Sokak hayvanlarının güvenlikle ilgili sorunlara yol açtığını aktaran Tunç, "Başıboş köpeklerin insanlara zarar verdiği konuları da hep beraber üzülerek görüyoruz. Bu konuda ölen vatandaşlarımız var. Okula gidemeyen çocuklar, sabahları namaza gidemeyen yaşlılar, vatandaşlarımız var. Dolayısıyla sokakların da korunaklı olması lazım. Bu konuda insanlarımızı korumamız lazım. İnsan sağlığı da hayvan sağlığı da önemli. Bir orta yolu TBMM'deki milletvekillerimizin bulacağına yürekten inanıyoruz. Hem hayvanlarımız, özellikle birbirlerine zarar vermemesi lazım, işkence etmemeleri lazım, büyük hayvanların küçüklere hem de insanların sokakta korunması lazım. Bu konuda taslak çalışması tabii ki henüz netleşmeden, 'Şu olacak, bu olacak' dememiz de mümkün olmaz. Ama burada özellikle insan sağlığını korumaya yönelik de birtakım tedbirlerin alınması lazım. Belediyelere özellikle bu konuda görevler ve yetkiler verilmesi lazım. Bu konuda görevli kişilerin net bir şekilde belirlenip yaptırımların belirlenmesi lazım. Barınakların artırılması ve barınakların özellikle yapımıyla ilgili bir takım maddi destekler oluşturulması gerekiyor" diye konuştu.
SİNAN ATEŞ CİNAYETİ SORUŞTURMASI
Başkan Recep Tayyip Erdoğan'ın, Ankara'da öldürülen eski Ülkü Ocakları Başkanı Sinan Ateş'in eşi Ayşe Ateş ile yaptığı görüşmeyi değerlendiren Tunç, "Tabii o görüşmede ben de bulundum. Sayın Cumhurbaşkanımız dikkatle dinledi ve Türkiye Cumhuriyeti devletinin bir hukuk devleti olduğunu belirtti. Hukuk devletinde hiçbir şeyin karanlıkta kalmayacağını söyledi. Bağımsız ve tarafsız yargı huzurunda devam eden bir dava ve soruşturma var. Bu konuda yargıya güvenilmesi gerektiğini ifade etti. 1 Temmuz'da duruşmaları başlıyor. Dosyada 22 tutuklu sanık bulunuyor. Tutuklu sanıklar bakımından dava açıldı. Dosya zaten bütün kamuoyunun gündeminde. Tüm delilleriyle zaten kamuoyuyla paylaşılmış durumda. Soruşturması devam eden kişiler bakımından da süreç devam ediyor. 1 Temmuz'dan itibaren de deliller mahkemede tartışılacak.
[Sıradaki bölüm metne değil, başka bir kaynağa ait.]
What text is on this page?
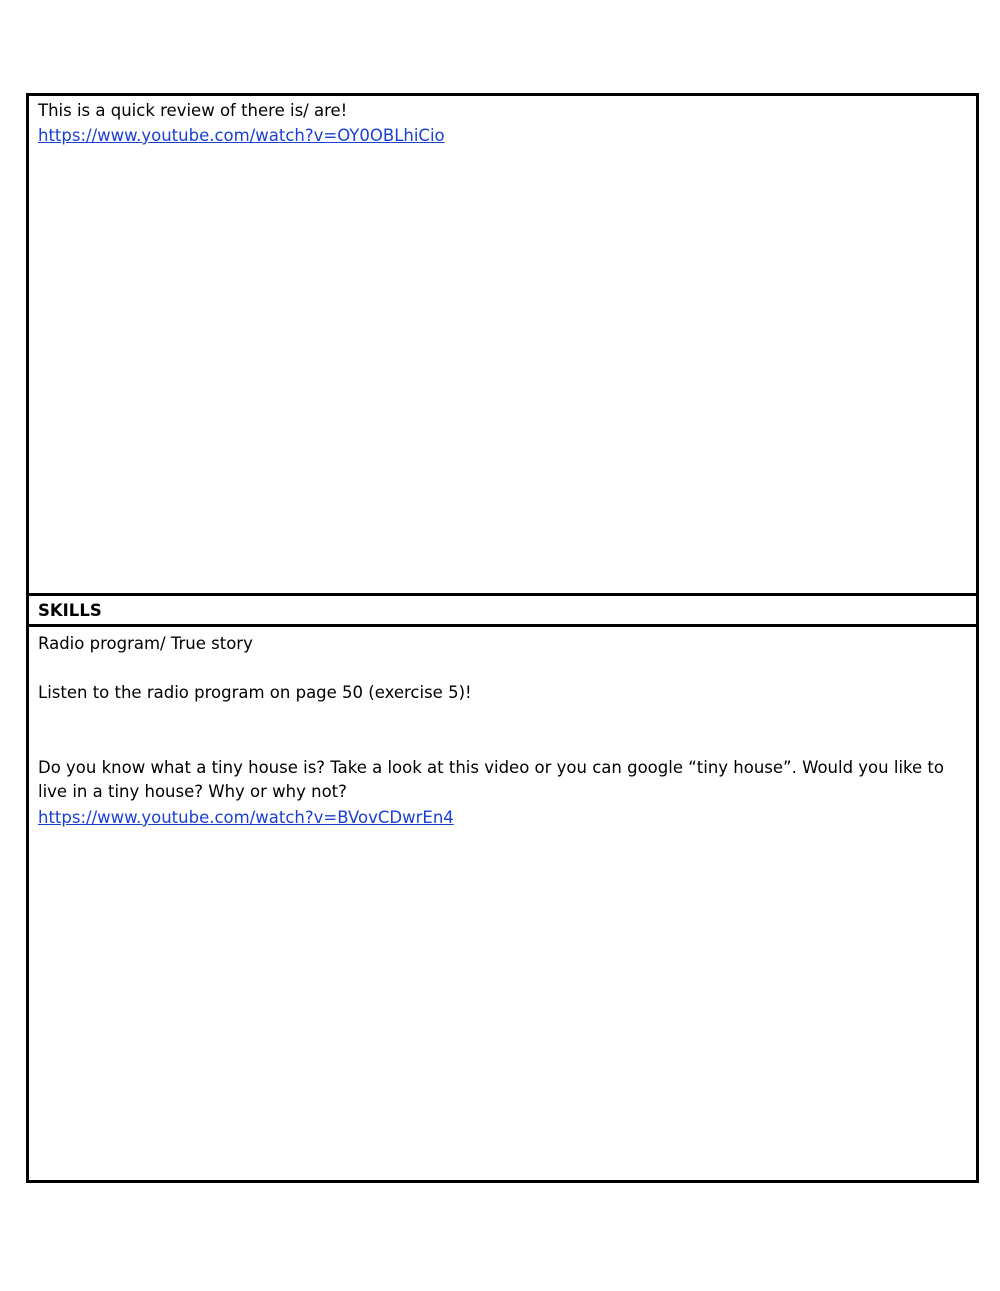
This is a quick review of there is/ are!
https://www.youtube.com/watch?v=OY0OBLhiCio
SKILLS
Radio program/ True story
Listen to the radio program on page 50 (exercise 5)!
Do you know what a tiny house is? Take a look at this video or you can google “tiny house”. Would you like to live in a tiny house? Why or why not?
https://www.youtube.com/watch?v=BVovCDwrEn4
Bağımsız ve tarafsız yargımız, bu konuda adaleti tecelli ettirecektir. Sayın Cumhurbaşkanımız da o görüşmede hem dinledi, dinledikten sonra da bunları ifade ederek yargıya güvenmemiz gerektiğini söyledi" dedi.
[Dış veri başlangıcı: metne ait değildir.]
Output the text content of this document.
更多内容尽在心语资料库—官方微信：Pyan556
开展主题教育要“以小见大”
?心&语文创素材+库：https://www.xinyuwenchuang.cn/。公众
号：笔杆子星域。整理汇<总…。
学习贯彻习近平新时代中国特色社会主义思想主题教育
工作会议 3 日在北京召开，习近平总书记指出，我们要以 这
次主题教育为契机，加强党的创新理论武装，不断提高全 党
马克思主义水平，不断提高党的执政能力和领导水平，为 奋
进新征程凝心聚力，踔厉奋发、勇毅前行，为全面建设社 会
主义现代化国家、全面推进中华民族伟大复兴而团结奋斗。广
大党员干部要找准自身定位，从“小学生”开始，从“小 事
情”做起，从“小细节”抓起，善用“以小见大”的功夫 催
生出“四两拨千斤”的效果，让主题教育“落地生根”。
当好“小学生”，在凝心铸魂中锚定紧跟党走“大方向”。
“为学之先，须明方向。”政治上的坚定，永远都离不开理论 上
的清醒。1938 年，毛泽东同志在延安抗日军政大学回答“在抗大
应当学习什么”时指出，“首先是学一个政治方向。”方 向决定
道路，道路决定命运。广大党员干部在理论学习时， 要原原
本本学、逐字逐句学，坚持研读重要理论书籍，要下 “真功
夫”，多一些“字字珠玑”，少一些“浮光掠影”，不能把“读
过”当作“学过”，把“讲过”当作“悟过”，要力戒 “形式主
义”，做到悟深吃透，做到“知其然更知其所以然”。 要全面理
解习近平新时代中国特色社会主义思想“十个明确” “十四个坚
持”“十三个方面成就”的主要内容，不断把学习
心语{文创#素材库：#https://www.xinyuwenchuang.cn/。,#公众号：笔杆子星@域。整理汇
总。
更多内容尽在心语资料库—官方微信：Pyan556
Tunç, Ayşe Ateş'e yönelik tehdit iddialarının görüşmede gündeme gelip gelmediğine ilişkin soruya, "'Bu konuda eğer varsa bir şikayetiniz bunu ilgili mercilere aktarın, yargıya intikal ettirin' dedik. Cumhuriyet savcılarımız zaten o iddiaları araştırır. Herhangi bir tehdit, bir hakaret söz konusuysa zaten gerekli işlemler tespit edildiğinde gerçekleşir. Dosya, yargının huzurunda olan işler. Dolayısıyla Türkiye Cumhuriyeti devleti, hukuk devleti. Tarafsız ve bağımsız yargımız en ince detayına kadar konuyu araştıracaktır, soruşturacaktır ve adalet tecelli edecektir. O nedenle yargımıza güvenelim" diye konuştu.